Jennifer Egan is an American novelist, short story writer and journalist.
Background
Jennifer Egan was born on September 7, 1962 in Chicago, Illinois, United States. Daughter of Donald Egan and Kay Kimpton (maiden name: Kernwein). Her paternal grandfather was a police commander and bodyguard for President Truman during his visits to Chicago. She was raised in San Francisco.
Education
After graduating from Lowell High School, she majored in English literature at the University of Pennsylvania. In 1985 she graduated from the university with a B.A. After graduating, Egan spent two years at St John's College, Cambridge supported by Thouron Award where she earned her M.A. in 1987. In those student years she did a lot of traveling, often with a backpack: China, Russia, Japan, much of Europe.
Career
She came to New York in 1987 and worked an array of various jobs while learning to write: catering at the World Trade Center; joining the word processing pool at a midtown law firm; serving as the private secretary for the Countess of Romanones.
Egan has been a freelance writer since 1991. Her first novel "The Invisible Circus" came out in 1995 and was released as a movie starring Cameron Diaz in 2001. She has published short fiction in The New Yorker, Harper's, Zoetrope: All-Story, and Ploughshares, among other periodicals.
Also a journalist, she has written frequently in the New York Times Magazine. As of 28 February 2018, she is the President of the PEN America Center.
Achievements
Egan received a Thouron Award in 1986. She was the recipient of a National Endowment for the Arts Fellowship, a Guggenheim Fellowship in 1996.
As a journalist, she received the Carroll Kowal Journalism Award for her 2002 cover story on homeless children, and “The Bipolar Kid” received a 2009 NAMI Outstanding Media Award for Science and Health Reporting from the National Alliance on Mental Illness.
In 2011 she was a finalist for the PEN/Faulkner Award for Fiction. Egan won the 2011 National Book Critics Circle Award (Fiction), Pulitzer Prize and LA Times Book Prize for "A Visit from the Goon Squad."
In 2013, the first academic conference event dedicated to Egan's work was held at Birkbeck, University of London, entitled "Invisible Circus: An International Conference on the work of Jennifer Egan."
Egan’s 2017 novel "Manhattan Beach" has been awarded the 2018 Andrew Carnegie Medal for Excellence in Fiction.
Quotations:
"I don’t experience time as linear.
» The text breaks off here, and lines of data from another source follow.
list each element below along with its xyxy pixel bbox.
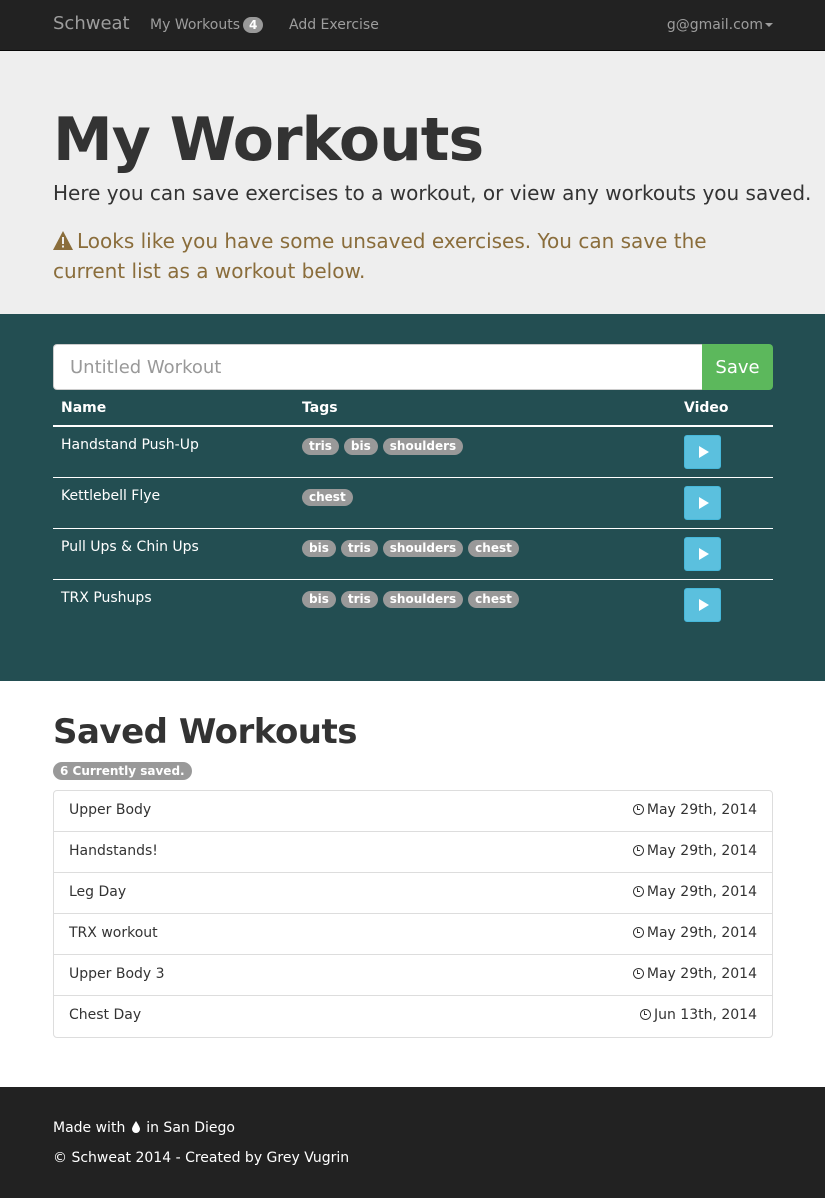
workout-date-text: May 29th, 2014 [646, 884, 757, 900]
exercise-tags: tris bis shoulders [302, 438, 464, 455]
header-video: Video [684, 400, 729, 416]
exercise-table-header: Name Tags Video [53, 398, 773, 427]
clock-icon [632, 804, 644, 815]
exercise-tags: bis tris shoulders chest [302, 591, 519, 608]
table-row: Kettlebell Flye chest [53, 478, 773, 529]
workout-date-text: May 29th, 2014 [646, 802, 757, 818]
exercise-name: Pull Ups & Chin Ups [61, 539, 199, 555]
saved-workouts-title: Saved Workouts [53, 712, 358, 752]
tag-badge: bis [302, 540, 336, 557]
workout-date-text: May 29th, 2014 [646, 925, 757, 941]
tag-badge: chest [468, 591, 519, 608]
navbar: Schweat My Workouts 4 Add Exercise g@gmai… [0, 0, 825, 51]
nav-my-workouts[interactable]: My Workouts 4 [150, 17, 264, 33]
list-item[interactable]: TRX workout May 29th, 2014 [54, 914, 772, 955]
unsaved-warning: Looks like you have some unsaved exercis… [53, 226, 773, 286]
workout-date-text: Jun 13th, 2014 [653, 1007, 757, 1023]
tag-badge: shoulders [382, 438, 464, 455]
tag-badge: tris [340, 540, 378, 557]
list-item[interactable]: Upper Body 3 May 29th, 2014 [54, 955, 772, 996]
exercise-name: Handstand Push-Up [61, 437, 199, 453]
list-item[interactable]: Upper Body May 29th, 2014 [54, 791, 772, 832]
play-video-button[interactable] [684, 486, 721, 520]
workout-date: Jun 13th, 2014 [639, 1007, 757, 1023]
workouts-count-badge: 4 [243, 17, 264, 33]
exercise-tags: chest [302, 489, 353, 506]
page-title: My Workouts [53, 105, 484, 175]
unsaved-exercises-panel: Save Name Tags Video Handstand Push-Up t… [0, 314, 825, 681]
workout-name: Chest Day [69, 1007, 142, 1023]
workout-date: May 29th, 2014 [632, 925, 757, 941]
exercise-name: TRX Pushups [61, 590, 152, 606]
clock-icon [632, 845, 644, 856]
play-video-button[interactable] [684, 537, 721, 571]
tag-badge: chest [468, 540, 519, 557]
exercise-tags: bis tris shoulders chest [302, 540, 519, 557]
exercise-table: Name Tags Video Handstand Push-Up tris b… [53, 398, 773, 631]
workout-date: May 29th, 2014 [632, 802, 757, 818]
user-email: g@gmail.com [666, 17, 763, 33]
workout-name: Upper Body 3 [69, 966, 165, 982]
made-with-suffix: in San Diego [146, 1120, 235, 1136]
nav-add-exercise[interactable]: Add Exercise [289, 17, 379, 33]
user-menu-toggle[interactable]: g@gmail.com [667, 17, 773, 33]
list-item[interactable]: Leg Day May 29th, 2014 [54, 873, 772, 914]
footer: Made with in San Diego © Schweat 2014 - … [0, 1087, 825, 1198]
warning-icon [53, 231, 73, 250]
tag-badge: shoulders [382, 591, 464, 608]
clock-icon [632, 886, 644, 897]
play-video-button[interactable] [684, 435, 721, 469]
made-with-text: Made with in San Diego [53, 1120, 235, 1136]
copyright: © Schweat 2014 - Created by Grey Vugrin [53, 1150, 350, 1166]
list-item[interactable]: Chest Day Jun 13th, 2014 [54, 996, 772, 1037]
table-row: Pull Ups & Chin Ups bis tris shoulders c… [53, 529, 773, 580]
clock-icon [639, 1009, 651, 1020]
table-row: Handstand Push-Up tris bis shoulders [53, 427, 773, 478]
table-row: TRX Pushups bis tris shoulders chest [53, 580, 773, 631]
saved-workouts-list: Upper Body May 29th, 2014 Handstands! Ma… [53, 790, 773, 1038]
workout-date: May 29th, 2014 [632, 966, 757, 982]
clock-icon [632, 968, 644, 979]
tag-badge: tris [340, 591, 378, 608]
workout-date-text: May 29th, 2014 [646, 966, 757, 982]
clock-icon [632, 927, 644, 938]
tag-badge: bis [302, 591, 336, 608]
save-workout-button[interactable]: Save [702, 344, 773, 390]
workout-date: May 29th, 2014 [632, 843, 757, 859]
tag-badge: chest [302, 489, 353, 506]
page-header: My Workouts Here you can save exercises … [0, 51, 825, 314]
header-tags: Tags [302, 400, 338, 416]
workout-name: Handstands! [69, 843, 158, 859]
caret-down-icon [765, 23, 773, 27]
saved-count-badge: 6 Currently saved. [53, 762, 192, 780]
exercise-name: Kettlebell Flye [61, 488, 161, 504]
brand-logo[interactable]: Schweat [53, 13, 130, 34]
tag-badge: tris [302, 438, 339, 455]
list-item[interactable]: Handstands! May 29th, 2014 [54, 832, 772, 873]
workout-name: Leg Day [69, 884, 127, 900]
workout-date-text: May 29th, 2014 [646, 843, 757, 859]
workout-name-input[interactable] [53, 344, 702, 390]
workout-name: Upper Body [69, 802, 152, 818]
nav-my-workouts-label: My Workouts [150, 17, 240, 33]
unsaved-warning-text: Looks like you have some unsaved exercis… [53, 229, 707, 283]
tag-badge: bis [343, 438, 378, 455]
workout-name: TRX workout [69, 925, 158, 941]
workout-date: May 29th, 2014 [632, 884, 757, 900]
made-with-prefix: Made with [53, 1120, 126, 1136]
tag-badge: shoulders [382, 540, 464, 557]
drop-icon [131, 1121, 140, 1133]
header-name: Name [61, 400, 107, 416]
page-lead: Here you can save exercises to a workout… [53, 181, 812, 205]
play-video-button[interactable] [684, 588, 721, 622]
I experience it in layers that seem to coexist...One thing that facilitates that kind of time travel is music, which is why I think music ended up being such an important part of the book. Also, I was reading Proust. He tries, very successfully in some ways, to capture the sense of time passing, the quality of consciousness, and the ways to get around linearity, which is the weird scourge of writing prose."
Membership
She was a fellow at the Dorothy and Lewis B. Cullman Center for Scholars and Writers at the New York Public Library in 2004-2005.
Personality
Quotes from others about the person
The New York Times: "Jennifer Egan is a refreshingly unclassifiable novelist; she deploys most of the arsenal developed by metafiction writers of the 1960's and refined by more recent authors like William T. Vollmann and David Foster Wallace - but she can’t exactly be counted as one of them".
Interests
traveling
Writers
Marcel Proust
Connections
While she was an undergraduate, Egan dated Steve Jobs, who installed a Macintosh computer in her bedroom. On June 25, 1994 Egan married David Herskovits. She currently lives in Brooklyn with her husband and two sons.
Father:
Donald Egan
Mother:
Kay Kimpton
Spouse:
David Herskovits
Partner:
Steven Jobs
Egan dated Steve Jobs while she was an undergraduate.